If Richard's method seems familiar that's because it is very similar to one used by
Jim Collins in
Good to Great.
Good to Great looked at companies rather than people but has come in for a lot of stick from
Bob Sutton &
Phil Rosenzweig for using the "asking awesome people why they are so awesome" method.
This recent HBR article noted that:
we evaluated 287 allegedly high-performing companies in 13 major success studies. We found that only about one in four of those firms was likely to be remarkable; the rest were indistinguishable from mediocre firms catching lucky breaks. But I thought that luck played no role in success? How can this be?
In his blog post responding to me, Richard goes on to say:
So, if successful people follow the 8 Traits, what differentiates the ones who achieve super success from those who achieve moderate success? Again, it’s a question of degree. The Gates and Oprahs of the world not only do the 8 Traits, they do them to a greater degree than other people. They love what they do more than most people. They work more hours (even after he was a multimillionaire, Bill Gates worked most nights until 10pm and only took 2 weeks off in 7 years).Bill Gates is approximately 100,000 times richer than me. That means that he must work 100,000 times harder than me. Or else he loves his work 100,000 times more than me. Or could it be that environment and/or luck play a role here? But that can't be right because life is fair and luck plays no part.
Actually there is one group in the world for whom life is fair. And that's people like me & Richard - white males in the developed world. Life is more than fair for us. It is wonderful. It rocks being a white male living in a developed country (esp. if you have an education, money, status & power) - and don't let any self-hating liberal hippy tell you otherwise. And if the rest of you aren't as successful as us then you have only yourselves to blame. Be as passionate as us. Work as hard as us. Stop being losers.

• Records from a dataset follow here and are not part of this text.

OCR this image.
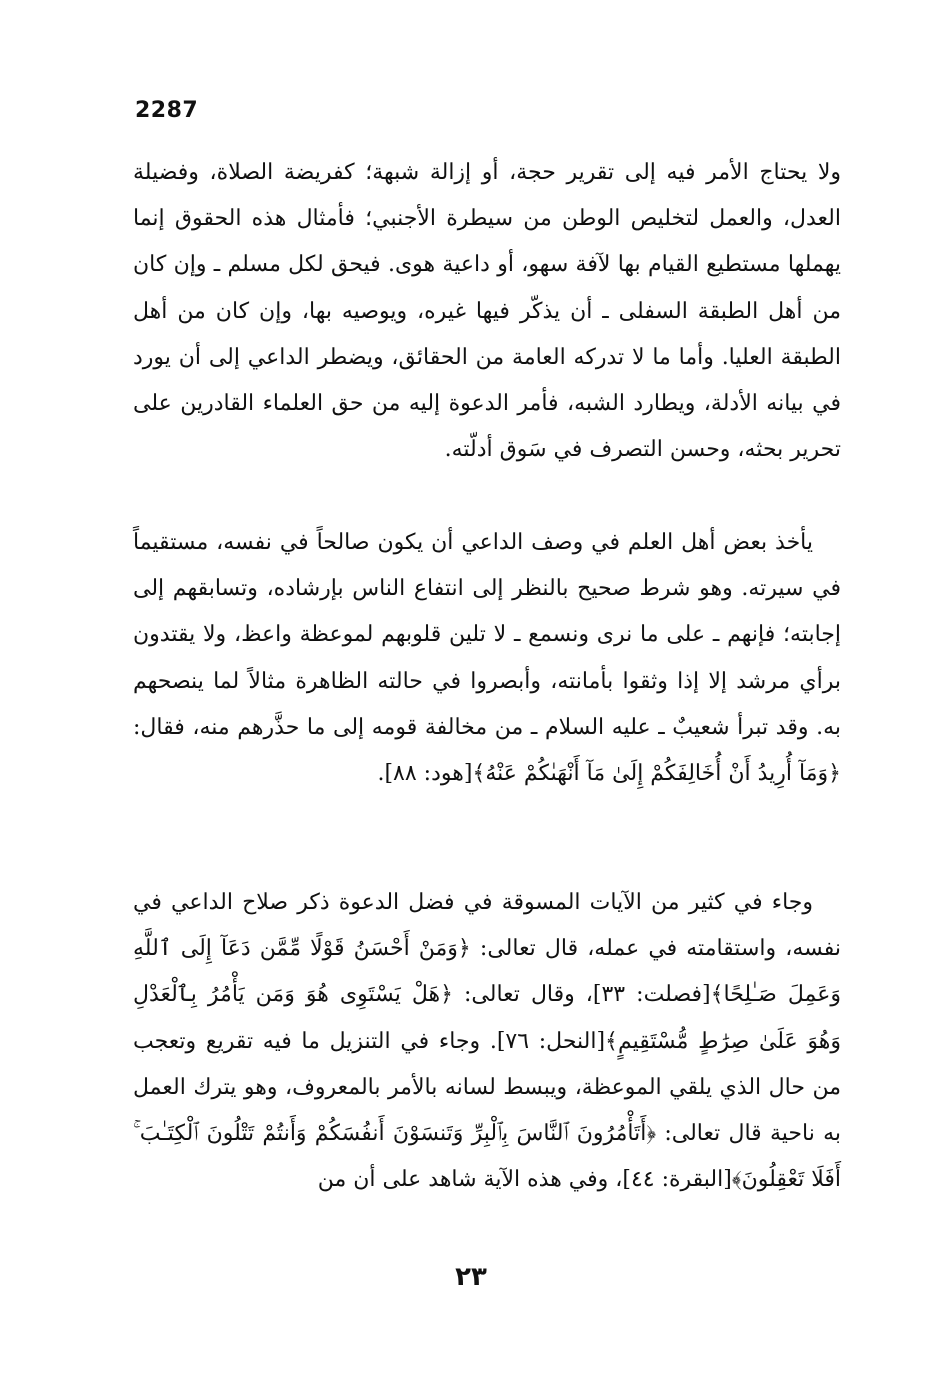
2287

ولا يحتاج الأمر فيه إلى تقرير حجة، أو إزالة شبهة؛ كفريضة الصلاة، وفضيلة العدل، والعمل لتخليص الوطن من سيطرة الأجنبي؛ فأمثال هذه الحقوق إنما يهملها مستطيع القيام بها لآفة سهو، أو داعية هوى. فيحق لكل مسلم ـ وإن كان من أهل الطبقة السفلى ـ أن يذكّر فيها غيره، ويوصيه بها، وإن كان من أهل الطبقة العليا. وأما ما لا تدركه العامة من الحقائق، ويضطر الداعي إلى أن يورد في بيانه الأدلة، ويطارد الشبه، فأمر الدعوة إليه من حق العلماء القادرين على تحرير بحثه، وحسن التصرف في سَوق أدلّته.

يأخذ بعض أهل العلم في وصف الداعي أن يكون صالحاً في نفسه، مستقيماً في سيرته. وهو شرط صحيح بالنظر إلى انتفاع الناس بإرشاده، وتسابقهم إلى إجابته؛ فإنهم ـ على ما نرى ونسمع ـ لا تلين قلوبهم لموعظة واعظ، ولا يقتدون برأي مرشد إلا إذا وثقوا بأمانته، وأبصروا في حالته الظاهرة مثالاً لما ينصحهم به. وقد تبرأ شعيبٌ ـ عليه السلام ـ من مخالفة قومه إلى ما حذَّرهم منه، فقال: ﴿وَمَآ أُرِيدُ أَنْ أُخَالِفَكُمْ إِلَىٰ مَآ أَنْهَىٰكُمْ عَنْهُ﴾[هود: ٨٨].

وجاء في كثير من الآيات المسوقة في فضل الدعوة ذكر صلاح الداعي في نفسه، واستقامته في عمله، قال تعالى: ﴿وَمَنْ أَحْسَنُ قَوْلًا مِّمَّن دَعَآ إِلَى ٱللَّهِ وَعَمِلَ صَـٰلِحًا﴾[فصلت: ٣٣]، وقال تعالى: ﴿هَلْ يَسْتَوِى هُوَ وَمَن يَأْمُرُ بِٱلْعَدْلِ وَهُوَ عَلَىٰ صِرَٰطٍ مُّسْتَقِيمٍ﴾[النحل: ٧٦]. وجاء في التنزيل ما فيه تقريع وتعجب من حال الذي يلقي الموعظة، ويبسط لسانه بالأمر بالمعروف، وهو يترك العمل به ناحية قال تعالى: ﴿أَتَأْمُرُونَ ٱلنَّاسَ بِٱلْبِرِّ وَتَنسَوْنَ أَنفُسَكُمْ وَأَنتُمْ تَتْلُونَ ٱلْكِتَـٰبَ ۚ أَفَلَا تَعْقِلُونَ﴾[البقرة: ٤٤]، وفي هذه الآية شاهد على أن من

٢٣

So what will I tell my children?
I will tell my children that they must work hard & be passionate about they do & all the other things that Richard talks about. But I will also tell them that life is not fair and they are very lucky to be living in a country with access to education & health services (assuming we still do). I will then refer back to the previous point that life is not fair and state that they are also very lucky to be born into this wonderful country in a position of relative status & power.
And I will finish by reminding them that life is not fair and this all could be taken away from them in a moment.
*But wait? Are these really "secrets"? I don't really feel that "hard work is important" is something that anyone has kept from me. Every authority figure in my life has told me this.